Who can become a prop trader?
Anyone with trading experience or a desire to develop their skills can become a prop trader. Most firms require traders to pass an evaluation process (a challenge) to prove they can manage risk and achieve consistent profits. Some firms, like Supertrade, also offer Instant Funding for those who prefer to start trading immediately without completing an evaluation phase.
What are the main benefits of prop trading?
- Access to Larger Capital – Trade with up to $100K without investing your own money.
- Lower Personal Risk – Since you trade with firm capital, your personal funds are not at stake.
- Higher Profit Potential – With larger accounts and high profit splits (up to 80% in Supertrade), traders can earn significantly more than they could with personal accounts.

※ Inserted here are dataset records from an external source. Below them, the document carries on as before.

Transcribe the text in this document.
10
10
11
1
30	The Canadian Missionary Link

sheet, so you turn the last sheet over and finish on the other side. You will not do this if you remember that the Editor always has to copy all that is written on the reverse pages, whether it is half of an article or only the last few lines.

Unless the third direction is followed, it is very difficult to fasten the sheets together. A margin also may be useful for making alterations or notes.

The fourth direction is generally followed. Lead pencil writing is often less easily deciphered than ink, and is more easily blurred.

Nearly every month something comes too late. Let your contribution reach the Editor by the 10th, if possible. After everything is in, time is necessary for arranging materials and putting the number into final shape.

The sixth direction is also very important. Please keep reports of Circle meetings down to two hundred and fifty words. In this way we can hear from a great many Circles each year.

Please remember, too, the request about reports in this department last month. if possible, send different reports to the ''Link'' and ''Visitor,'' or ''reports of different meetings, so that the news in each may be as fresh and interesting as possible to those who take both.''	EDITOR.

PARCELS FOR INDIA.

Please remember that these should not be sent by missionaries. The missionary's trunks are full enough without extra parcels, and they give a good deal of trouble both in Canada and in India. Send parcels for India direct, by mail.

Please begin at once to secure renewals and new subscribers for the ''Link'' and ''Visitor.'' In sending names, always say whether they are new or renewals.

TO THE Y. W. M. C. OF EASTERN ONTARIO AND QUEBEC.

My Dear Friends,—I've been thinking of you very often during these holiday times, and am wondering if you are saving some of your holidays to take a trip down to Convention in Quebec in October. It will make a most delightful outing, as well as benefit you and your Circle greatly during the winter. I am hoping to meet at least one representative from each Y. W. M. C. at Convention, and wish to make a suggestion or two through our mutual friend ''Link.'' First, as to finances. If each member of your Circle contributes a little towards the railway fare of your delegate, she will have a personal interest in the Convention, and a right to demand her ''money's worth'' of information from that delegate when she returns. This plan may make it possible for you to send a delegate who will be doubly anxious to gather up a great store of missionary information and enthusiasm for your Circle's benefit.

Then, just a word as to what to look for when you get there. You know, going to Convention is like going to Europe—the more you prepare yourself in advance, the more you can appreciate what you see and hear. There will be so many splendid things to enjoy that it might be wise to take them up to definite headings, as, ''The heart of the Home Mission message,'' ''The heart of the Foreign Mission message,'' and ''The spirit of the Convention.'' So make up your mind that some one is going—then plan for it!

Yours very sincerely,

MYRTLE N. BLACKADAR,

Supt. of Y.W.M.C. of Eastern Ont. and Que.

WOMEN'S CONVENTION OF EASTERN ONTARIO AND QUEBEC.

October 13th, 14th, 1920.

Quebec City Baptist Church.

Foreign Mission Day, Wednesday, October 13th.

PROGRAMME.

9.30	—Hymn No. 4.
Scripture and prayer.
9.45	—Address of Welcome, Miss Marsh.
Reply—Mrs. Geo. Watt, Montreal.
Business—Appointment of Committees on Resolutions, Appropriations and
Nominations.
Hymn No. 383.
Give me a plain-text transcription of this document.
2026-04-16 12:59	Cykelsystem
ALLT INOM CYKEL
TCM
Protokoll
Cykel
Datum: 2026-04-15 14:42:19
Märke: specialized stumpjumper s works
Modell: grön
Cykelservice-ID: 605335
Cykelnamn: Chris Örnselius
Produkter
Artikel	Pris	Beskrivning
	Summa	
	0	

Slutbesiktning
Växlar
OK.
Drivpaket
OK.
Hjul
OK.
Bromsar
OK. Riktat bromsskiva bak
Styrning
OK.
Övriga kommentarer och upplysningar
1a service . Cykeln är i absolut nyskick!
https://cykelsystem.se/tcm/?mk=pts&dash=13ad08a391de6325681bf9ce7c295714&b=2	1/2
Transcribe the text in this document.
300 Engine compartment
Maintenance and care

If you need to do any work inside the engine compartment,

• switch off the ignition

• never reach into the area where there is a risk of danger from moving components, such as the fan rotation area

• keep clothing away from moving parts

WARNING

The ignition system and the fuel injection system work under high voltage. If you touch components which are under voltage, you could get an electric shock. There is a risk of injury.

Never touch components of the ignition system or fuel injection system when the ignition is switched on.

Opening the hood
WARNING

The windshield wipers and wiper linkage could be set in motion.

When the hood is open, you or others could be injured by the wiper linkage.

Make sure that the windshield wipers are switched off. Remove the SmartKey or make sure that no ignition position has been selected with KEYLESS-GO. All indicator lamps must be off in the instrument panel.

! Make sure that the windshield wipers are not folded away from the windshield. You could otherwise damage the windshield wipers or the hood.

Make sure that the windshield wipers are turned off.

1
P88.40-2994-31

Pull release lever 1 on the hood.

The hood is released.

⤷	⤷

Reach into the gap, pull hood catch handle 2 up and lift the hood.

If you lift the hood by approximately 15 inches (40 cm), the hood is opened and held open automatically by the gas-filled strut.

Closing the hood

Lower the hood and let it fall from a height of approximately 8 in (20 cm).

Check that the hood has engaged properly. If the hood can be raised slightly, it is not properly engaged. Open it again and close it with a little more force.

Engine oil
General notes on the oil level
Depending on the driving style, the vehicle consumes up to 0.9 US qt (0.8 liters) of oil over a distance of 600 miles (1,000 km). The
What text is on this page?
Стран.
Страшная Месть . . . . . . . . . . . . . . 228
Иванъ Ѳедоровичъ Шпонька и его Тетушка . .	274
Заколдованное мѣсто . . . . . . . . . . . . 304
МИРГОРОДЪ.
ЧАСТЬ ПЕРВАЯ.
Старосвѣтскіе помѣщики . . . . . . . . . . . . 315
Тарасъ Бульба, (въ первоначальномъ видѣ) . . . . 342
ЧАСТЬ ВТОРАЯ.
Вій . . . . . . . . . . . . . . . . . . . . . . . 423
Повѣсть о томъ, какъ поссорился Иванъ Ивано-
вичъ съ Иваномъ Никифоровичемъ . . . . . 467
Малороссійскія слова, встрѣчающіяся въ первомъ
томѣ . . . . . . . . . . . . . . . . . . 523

- Professional Trading Conditions – Many prop firms offer institutional-grade trading platforms, deep liquidity, and lower trading costs.
What are the risks in prop trading?
While prop traders don’t risk personal capital, they must follow strict risk management rules. Exceeding drawdown limits or failing to meet profit targets can result in losing access to the firm’s funds. Additionally, some firms require an upfront fee for challenge participation, which is non-refundable if the trader fails the evaluation.
Can I trade any strategy I want?
Most prop firms allow traders to use any strategy as long as it follows risk management guidelines. However, some firms restrict strategies like high-frequency trading (HFT), arbitrage, or news trading due to execution risks. Supertrade allows a wide range of trading styles, including scalping, swing trading, and algorithmic trading.